Fenya – Talk like Russian Criminals: Unlocking the Colorful Language of the Underworld

Fenya – Talk like Russian Criminals: Unlocking the Colorful Language of the Underworld
29 May 2023

Hey again, пацаны, and welcome to the captivating world of Fenya, the secret language of Russian criminals. Prepare to unleash the vibrant phrases and expressions of Fenya, the secret language of Russian criminals, as you embark on a thrilling linguistic journey into the intriguing underworld of Russia. Whether you’re studying Russian at Liden and Denz Riga or simply seeking an exciting way to enhance your language skills, Fenya will transport you into the realm of the Russian underworld.

What is Fenya?

Fenya, also known as blatnaya mova or “thieves’ cant,” is an extraordinary slang used primarily among criminals and members of the Russian underworld. Originating in the early 20th century, Fenya emerged as a secret code to evade the prying eyes of the police and facilitate covert communication. Over time, Fenya has evolved into a rich and dynamic language with its own grammar, vocabulary, and syntax.

Unleashing the Secrets of Fenya

Far from being a mere niche language, Fenya offers a thrilling glimpse into Russian culture, history, and the mysterious world of crime. Learning Fenya provides you with a unique window into the social dynamics, folklore, and literature associated with the Russian underworld. To give you a taste of its vibrant lexicon, here are a few essential Fenya phrases:

  1. “Bitchina” – Money
  2. “Vory v zakone” – Thieves-in-law (a criminal hierarchy)
  3. “Krysha” – Protection
  4. “Barakhlo” – Jail
  5. “Kozel” – Fool

Incorporating Fenya into Your Russian Learning Journey

Studying Fenya is not only an educational endeavor but also an incredibly fun and unconventional way to enhance your Russian language skills. While we strongly discourage engaging in criminal activities, integrating Fenya expressions into your vocabulary can impress native speakers and deepen your understanding of Russian culture. Here are some tips to bring Fenya to life in your learning process:

  1. Dive into Research: Start by immersing yourself in Fenya vocabulary and expressions. Online resources and specialized references can provide you with a treasure trove of commonly used phrases to build a solid foundation. Be warned though – there’s no end of phrases and words – enough to fill a whole dictionary!

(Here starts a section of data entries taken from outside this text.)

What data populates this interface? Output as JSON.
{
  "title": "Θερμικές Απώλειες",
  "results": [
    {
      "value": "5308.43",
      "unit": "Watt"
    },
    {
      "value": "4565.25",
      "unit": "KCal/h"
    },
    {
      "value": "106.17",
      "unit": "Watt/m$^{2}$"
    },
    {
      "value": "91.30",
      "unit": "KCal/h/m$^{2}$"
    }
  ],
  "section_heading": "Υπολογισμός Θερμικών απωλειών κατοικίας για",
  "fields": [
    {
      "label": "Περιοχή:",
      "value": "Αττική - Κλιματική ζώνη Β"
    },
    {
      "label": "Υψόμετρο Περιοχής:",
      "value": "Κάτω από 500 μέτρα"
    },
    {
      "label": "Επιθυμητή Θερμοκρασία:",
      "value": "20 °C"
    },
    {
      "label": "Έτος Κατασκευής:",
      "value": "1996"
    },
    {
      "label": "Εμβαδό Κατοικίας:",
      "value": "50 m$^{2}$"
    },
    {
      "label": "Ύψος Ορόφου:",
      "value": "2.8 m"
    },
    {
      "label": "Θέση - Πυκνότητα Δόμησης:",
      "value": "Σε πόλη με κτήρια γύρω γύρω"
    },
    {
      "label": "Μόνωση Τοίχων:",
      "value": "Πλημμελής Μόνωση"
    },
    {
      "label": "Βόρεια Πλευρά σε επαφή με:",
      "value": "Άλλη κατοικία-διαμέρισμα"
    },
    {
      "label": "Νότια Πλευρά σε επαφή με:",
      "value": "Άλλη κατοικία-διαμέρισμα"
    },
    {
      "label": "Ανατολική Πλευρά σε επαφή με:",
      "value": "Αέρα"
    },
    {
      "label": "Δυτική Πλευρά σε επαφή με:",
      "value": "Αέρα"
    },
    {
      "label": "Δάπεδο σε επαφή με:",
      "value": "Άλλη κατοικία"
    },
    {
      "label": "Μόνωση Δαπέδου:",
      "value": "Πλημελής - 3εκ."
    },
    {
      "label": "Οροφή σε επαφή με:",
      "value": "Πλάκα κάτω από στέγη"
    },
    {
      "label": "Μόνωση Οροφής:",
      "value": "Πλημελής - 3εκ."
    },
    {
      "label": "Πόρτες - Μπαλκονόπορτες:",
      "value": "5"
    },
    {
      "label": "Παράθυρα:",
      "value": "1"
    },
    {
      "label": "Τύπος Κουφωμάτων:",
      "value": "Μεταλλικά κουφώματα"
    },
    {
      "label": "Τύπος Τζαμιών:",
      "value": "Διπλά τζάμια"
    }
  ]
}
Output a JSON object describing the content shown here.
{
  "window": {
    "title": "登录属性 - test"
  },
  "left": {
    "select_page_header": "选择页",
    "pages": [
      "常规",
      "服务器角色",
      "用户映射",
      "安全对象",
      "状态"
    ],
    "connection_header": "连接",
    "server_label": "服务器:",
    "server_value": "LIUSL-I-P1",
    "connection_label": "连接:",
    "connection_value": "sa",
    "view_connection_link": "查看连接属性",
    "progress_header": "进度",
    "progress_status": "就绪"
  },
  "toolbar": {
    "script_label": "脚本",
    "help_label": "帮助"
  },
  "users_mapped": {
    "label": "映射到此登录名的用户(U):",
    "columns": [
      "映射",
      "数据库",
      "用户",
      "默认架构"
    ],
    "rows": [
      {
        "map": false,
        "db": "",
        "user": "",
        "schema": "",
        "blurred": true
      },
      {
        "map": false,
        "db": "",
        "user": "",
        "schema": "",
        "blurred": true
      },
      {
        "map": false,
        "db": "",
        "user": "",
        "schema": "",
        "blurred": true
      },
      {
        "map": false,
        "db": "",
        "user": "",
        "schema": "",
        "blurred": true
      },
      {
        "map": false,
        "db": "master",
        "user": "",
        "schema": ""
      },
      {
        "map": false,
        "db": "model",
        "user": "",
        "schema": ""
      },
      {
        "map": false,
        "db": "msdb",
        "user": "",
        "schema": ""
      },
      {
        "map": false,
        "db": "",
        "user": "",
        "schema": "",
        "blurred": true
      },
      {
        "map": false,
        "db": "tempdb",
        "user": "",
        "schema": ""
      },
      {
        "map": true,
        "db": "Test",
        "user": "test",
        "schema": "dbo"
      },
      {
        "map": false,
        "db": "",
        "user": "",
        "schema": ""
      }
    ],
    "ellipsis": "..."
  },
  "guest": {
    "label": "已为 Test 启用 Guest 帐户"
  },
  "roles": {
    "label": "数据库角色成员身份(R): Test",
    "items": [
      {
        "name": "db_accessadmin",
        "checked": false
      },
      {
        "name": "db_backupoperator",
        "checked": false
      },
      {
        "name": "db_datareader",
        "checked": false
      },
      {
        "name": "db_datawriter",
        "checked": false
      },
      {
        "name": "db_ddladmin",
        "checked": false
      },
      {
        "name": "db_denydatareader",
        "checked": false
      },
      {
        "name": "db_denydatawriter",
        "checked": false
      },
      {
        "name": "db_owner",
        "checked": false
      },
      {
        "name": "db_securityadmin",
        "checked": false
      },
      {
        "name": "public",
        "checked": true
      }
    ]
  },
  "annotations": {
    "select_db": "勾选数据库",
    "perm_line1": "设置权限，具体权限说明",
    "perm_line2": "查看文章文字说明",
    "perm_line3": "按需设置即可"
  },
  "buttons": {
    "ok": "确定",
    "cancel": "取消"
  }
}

  2. Native Speaker Insights: Engage with native Russian speakers who have knowledge of Fenya. Liden and Denz Riga offers expert guidance and connects you with experienced teachers who can shed light on the intricacies of the language. Visit Liden and Denz Riga to discover more about their immersive Russian language courses.

  3. Embrace the Context: To truly grasp Fenya, delve into the cultural and historical context surrounding the criminal subculture. Explore tales, books, and songs that showcase the Russian underworld, allowing you to appreciate the language’s nuances and rich tapestry. Mikhail Krug, cult hero of Tver, is a great place to start – check out “Fraer“, here.

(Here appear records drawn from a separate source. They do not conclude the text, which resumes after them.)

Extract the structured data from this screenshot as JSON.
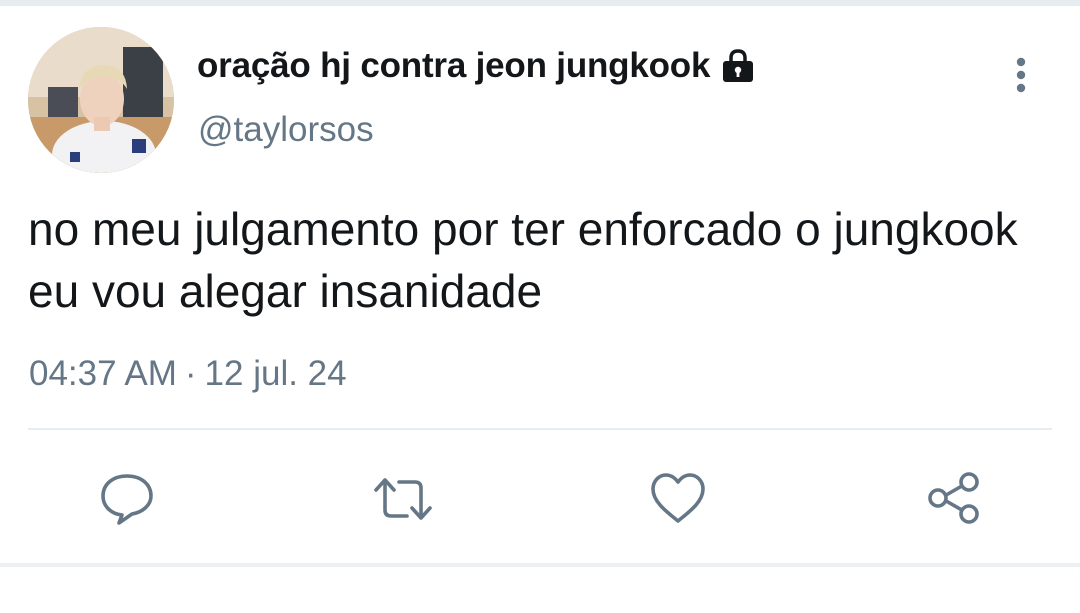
{
  "tweet": {
    "display_name": "oração hj contra jeon jungkook",
    "handle": "@taylorsos",
    "text": "no meu julgamento por ter enforcado o jungkook eu vou alegar insanidade",
    "time": "04:37 AM",
    "separator": "·",
    "date": "12 jul. 24",
    "protected_icon": "lock-icon",
    "more_icon": "more-vertical-icon"
  },
  "actions": [
    {
      "name": "reply",
      "icon": "comment-icon"
    },
    {
      "name": "retweet",
      "icon": "retweet-icon"
    },
    {
      "name": "like",
      "icon": "heart-icon"
    },
    {
      "name": "share",
      "icon": "share-icon"
    }
  ],
  "colors": {
    "text_primary": "#14171a",
    "text_secondary": "#657786",
    "icon": "#657786",
    "divider": "#e6ecf0"
  }
}
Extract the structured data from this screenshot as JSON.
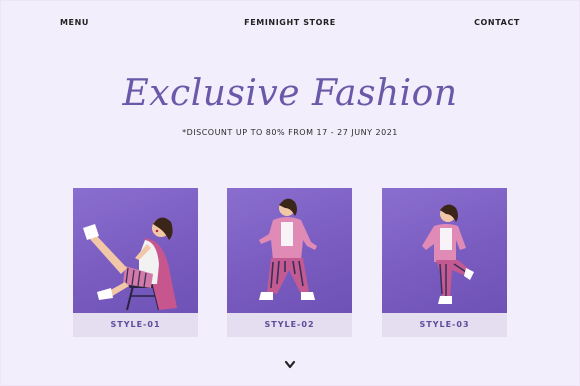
{
  "header": {
    "menu_label": "MENU",
    "brand": "FEMINIGHT STORE",
    "contact_label": "CONTACT"
  },
  "hero": {
    "title": "Exclusive Fashion",
    "subtitle": "*DISCOUNT UP TO 80% FROM 17 - 27 JUNY 2021"
  },
  "styles": [
    {
      "label": "STYLE-01"
    },
    {
      "label": "STYLE-02"
    },
    {
      "label": "STYLE-03"
    }
  ],
  "scroll": {
    "icon": "chevron-down-icon"
  },
  "colors": {
    "background": "#f3eefb",
    "accent": "#6a58a8",
    "card_background": "#7a5cc0",
    "label_background": "#e4def0"
  }
}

  4. Lights, Camera, Fenya: Watch Russian movies that depict the criminal underworld. Through the power of visual storytelling, you’ll immerse yourself in the world of Fenya, gaining a deeper understanding of its unique vocabulary and cultural connotations. Brat is a personal favourite of mine – reviewed here by Patrick, fellow intern.

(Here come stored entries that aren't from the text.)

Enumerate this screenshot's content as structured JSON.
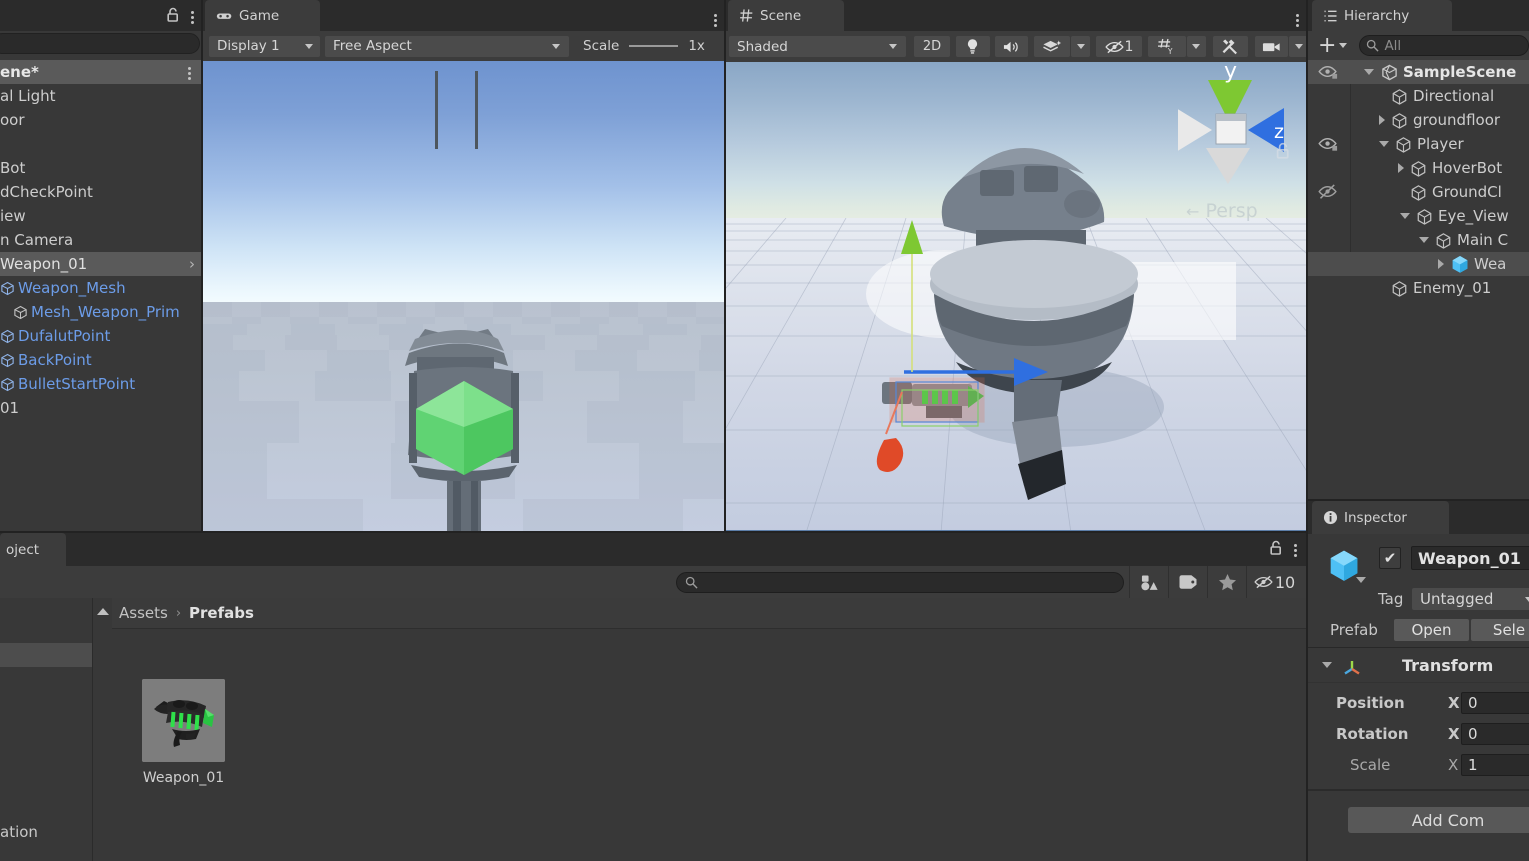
{
  "left_panel": {
    "tab_label": "",
    "lock_icon": "lock-icon",
    "menu_icon": "kebab-menu-icon",
    "search_placeholder": "",
    "rows": [
      {
        "label": "ene*",
        "style": "selected-bold",
        "kebab": true
      },
      {
        "label": "al Light",
        "style": "plain"
      },
      {
        "label": "oor",
        "style": "plain"
      },
      {
        "label": "",
        "style": "plain"
      },
      {
        "label": "Bot",
        "style": "plain"
      },
      {
        "label": "dCheckPoint",
        "style": "plain"
      },
      {
        "label": "iew",
        "style": "plain"
      },
      {
        "label": "n Camera",
        "style": "plain"
      },
      {
        "label": "Weapon_01",
        "style": "selected-arrow"
      },
      {
        "label": "Weapon_Mesh",
        "style": "blue-cube"
      },
      {
        "label": "Mesh_Weapon_Prim",
        "style": "blue-cube-indent"
      },
      {
        "label": "DufalutPoint",
        "style": "blue-cube"
      },
      {
        "label": "BackPoint",
        "style": "blue-cube"
      },
      {
        "label": "BulletStartPoint",
        "style": "blue-cube"
      },
      {
        "label": "01",
        "style": "plain"
      }
    ]
  },
  "game_panel": {
    "tab_label": "Game",
    "tab_icon": "gamepad-icon",
    "menu_icon": "kebab-menu-icon",
    "display_dropdown": "Display 1",
    "aspect_dropdown": "Free Aspect",
    "scale_label": "Scale",
    "scale_value": "1x"
  },
  "scene_panel": {
    "tab_label": "Scene",
    "tab_icon": "grid-hash-icon",
    "menu_icon": "kebab-menu-icon",
    "shading_dropdown": "Shaded",
    "mode_2d_label": "2D",
    "lighting_icon": "lightbulb-icon",
    "audio_icon": "speaker-icon",
    "fx_icon": "effects-icon",
    "visibility_icon": "hidden-eye-icon",
    "visibility_count": "1",
    "grid_icon": "grid-axis-icon",
    "tools_icon": "tools-icon",
    "camera_icon": "camera-icon",
    "gizmo": {
      "axis_y": "y",
      "axis_z": "z",
      "lock_icon": "gizmo-lock-icon",
      "projection_label": "Persp"
    }
  },
  "hierarchy": {
    "tab_label": "Hierarchy",
    "tab_icon": "hierarchy-list-icon",
    "add_icon": "plus-icon",
    "search_placeholder": "All",
    "search_icon": "search-icon",
    "rows": [
      {
        "label": "SampleScene",
        "depth": 0,
        "icon": "unity-scene-icon",
        "expanded": true,
        "bold": true,
        "eye": "visible",
        "selected": false
      },
      {
        "label": "Directional",
        "depth": 2,
        "icon": "cube-icon",
        "expanded": null,
        "bold": false,
        "eye": null,
        "selected": false
      },
      {
        "label": "groundfloor",
        "depth": 1,
        "icon": "cube-icon",
        "expanded": false,
        "bold": false,
        "eye": null,
        "selected": false
      },
      {
        "label": "Player",
        "depth": 1,
        "icon": "cube-icon",
        "expanded": true,
        "bold": false,
        "eye": "visible",
        "selected": false
      },
      {
        "label": "HoverBot",
        "depth": 2,
        "icon": "cube-icon",
        "expanded": false,
        "bold": false,
        "eye": null,
        "selected": false
      },
      {
        "label": "GroundCl",
        "depth": 2,
        "icon": "cube-icon",
        "expanded": null,
        "bold": false,
        "eye": "hidden",
        "selected": false
      },
      {
        "label": "Eye_View",
        "depth": 2,
        "icon": "cube-icon",
        "expanded": true,
        "bold": false,
        "eye": null,
        "selected": false
      },
      {
        "label": "Main C",
        "depth": 3,
        "icon": "cube-icon",
        "expanded": true,
        "bold": false,
        "eye": null,
        "selected": false
      },
      {
        "label": "Wea",
        "depth": 4,
        "icon": "prefab-cube-icon",
        "expanded": false,
        "bold": false,
        "eye": null,
        "selected": true
      },
      {
        "label": "Enemy_01",
        "depth": 1,
        "icon": "cube-icon",
        "expanded": null,
        "bold": false,
        "eye": null,
        "selected": false
      }
    ]
  },
  "inspector": {
    "tab_label": "Inspector",
    "tab_icon": "info-circle-icon",
    "object_icon": "prefab-cube-icon",
    "enabled_checkbox": "✔",
    "object_name": "Weapon_01",
    "tag_label": "Tag",
    "tag_value": "Untagged",
    "prefab_label": "Prefab",
    "prefab_open_button": "Open",
    "prefab_select_button": "Sele",
    "transform": {
      "title": "Transform",
      "icon": "transform-axis-icon",
      "rows": [
        {
          "label": "Position",
          "axis": "X",
          "value": "0"
        },
        {
          "label": "Rotation",
          "axis": "X",
          "value": "0"
        },
        {
          "label": "Scale",
          "axis": "X",
          "value": "1"
        }
      ]
    },
    "add_component_button": "Add Com"
  },
  "project": {
    "tab_label": "oject",
    "lock_icon": "lock-icon",
    "menu_icon": "kebab-menu-icon",
    "search_placeholder": "",
    "search_icon": "search-icon",
    "toolbar_icons": [
      {
        "name": "object-filter-icon"
      },
      {
        "name": "label-tag-icon"
      },
      {
        "name": "favorite-star-icon"
      }
    ],
    "visibility_icon": "hidden-eye-icon",
    "visibility_count": "10",
    "breadcrumb": {
      "root": "Assets",
      "separator": "›",
      "current": "Prefabs"
    },
    "assets": [
      {
        "name": "Weapon_01",
        "icon": "weapon-prefab-thumbnail"
      }
    ],
    "tree_bottom_label": "ation"
  },
  "colors": {
    "panel_bg": "#383838",
    "toolbar_bg": "#3c3c3c",
    "tabstrip_bg": "#2b2b2b",
    "selection": "#4d4d4d",
    "text": "#c8c8c8",
    "prefab_blue": "#6c9ce8",
    "accent_blue": "#5c7ea8",
    "axis_y_green": "#7ec832",
    "axis_z_blue": "#2f6fe0",
    "axis_x_red": "#e04a28"
  }
}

  5. Unleash Your Inner Criminal (in a Safe Way): Engage in role-playing activities with fellow language learners or native speakers. Practice using Fenya expressions in a controlled and supportive environment, channeling your inner Russian gangster and boosting your confidence and fluency.


Learning Russian is already an exhilarating adventure, but unlocking the secrets of Fenya will take your language skills to a whole new level. Embrace the vibrant language of Russian criminals, immerse yourself in their unique lexicon, and gain a deeper appreciation for Russian culture and history. With Fenya as your guide, you’ll speak Russian like a true underworld aficionado (and probably impress your Russian friends while you’re at it).

Jacob, currently studying Russian at Liden and Denz, Riga.